Der Tausch der Wärmeleitpaste ist kein großes Ding. Zunächst die grobe Menge entfernen mit festem Teulpapp oder Küchenrollenpapier.
Es liegt wohl an zu wenig System-RAM oder Video-RAM und ich würde darauf tippen, daß die 16GB unter Win11 einfach zu wenig sind, als daß ein Triple-A-Titel da reinpaßt.
Es läßt sich einfach im Taskmanager überprüfen, weil es dort Diagramme für beide Werte gibt, genauso wie für die CPU-Last und GPU-Last. Sind letztere ein Problem, dann hat man gleichmäßig geringe fps, beim RAM/VRAM sind es Nachladeruckler.
Die CPU entlastet man durch Reduzierung der Details, die dargestellt werden müssen. Den RAM entlastet man durch einfachere Texturen. Die GPU entlastet man durch geringere Auflösung (z.B. DLSS upscaling).
Mit der WLP empfehle ich, nachdem die großen Köttel entfernt sind, einen Zellstoff trocken über die WLP zu legen und dann das Isopropanol bzw. Feuerzeugbenzin von oben auf den Zellstoff zu träufeln. Dann saugt sich die WLP von unten in den Zellstoff, ohne daß das Lösungsmittel die CPU überschwemmt und die WLP in die kleinsten Ritzen schwemmt.
Beim Auftragen finde ich das übliche Wurst-Verfahren sehr schlecht.

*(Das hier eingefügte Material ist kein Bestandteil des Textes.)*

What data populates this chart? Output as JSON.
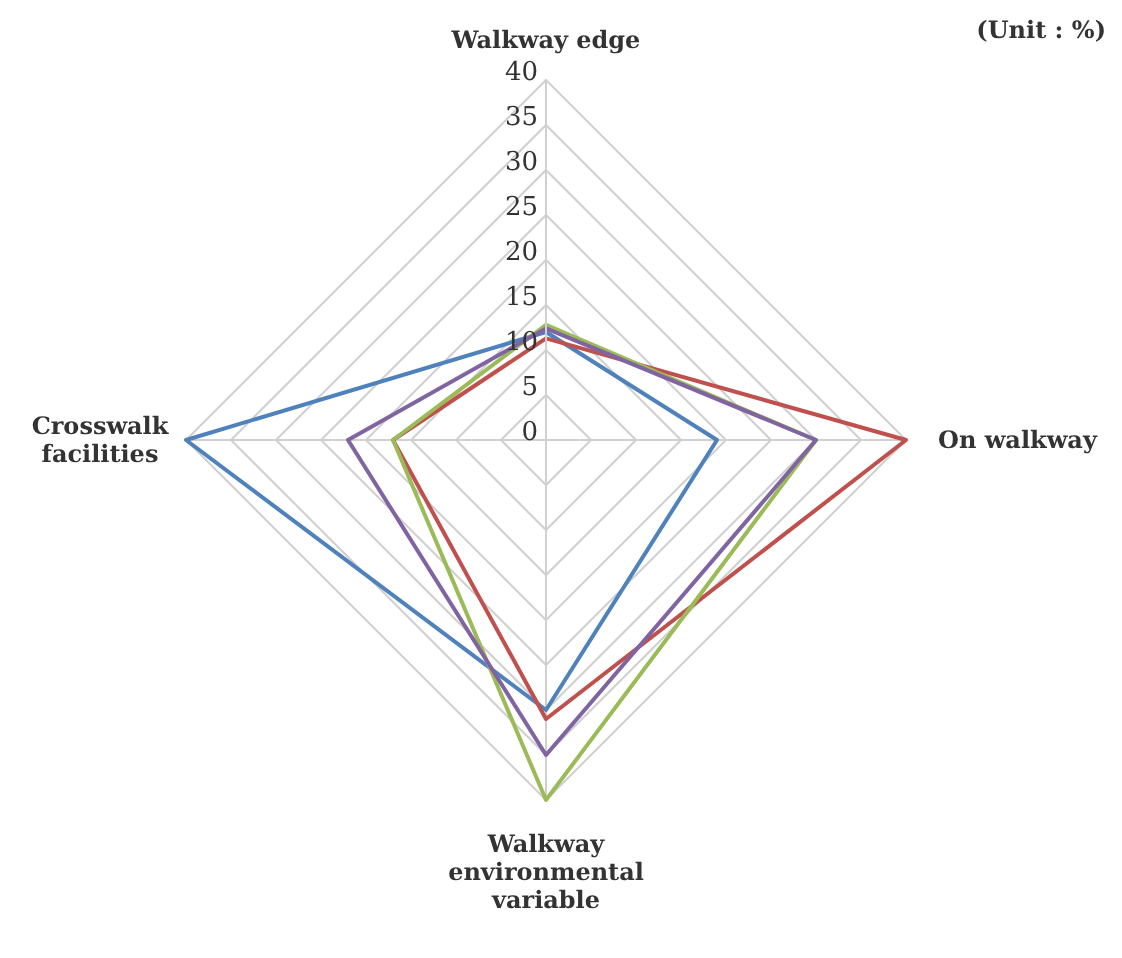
{
  "chart_data": {
    "type": "radar",
    "annotations": [
      "(Unit : %)"
    ],
    "categories": [
      "Walkway edge",
      "On walkway",
      "Walkway environmental variable",
      "Crosswalk facilities"
    ],
    "series": [
      {
        "color": "#4f81bd",
        "values": [
          12,
          19,
          30,
          40
        ]
      },
      {
        "color": "#c0504d",
        "values": [
          11.3,
          40,
          31,
          17
        ]
      },
      {
        "color": "#9bbb59",
        "values": [
          12.8,
          30,
          40,
          17
        ]
      },
      {
        "color": "#8064a2",
        "values": [
          12.4,
          30,
          35,
          22
        ]
      }
    ],
    "ylim": [
      0,
      40
    ],
    "yticks": [
      0,
      5,
      10,
      15,
      20,
      25,
      30,
      35,
      40
    ],
    "grid": true,
    "legend": false,
    "marker": "none"
  }
}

Der Abstand zwischen CPU und Kühler entspricht ca. 0mm, damit läßt sich die erforderliche Menge WLP berechnen: 0mm³.
Will man also vermeiden, daß der Schlonz seitlich rauswurstet, sollte man versuchen, nur eine hauchdünne Schicht aufzutragen, beidseitig. Die WLP soll nur die Unebenheiten einer spiegelglatten Schicht ausgleichen.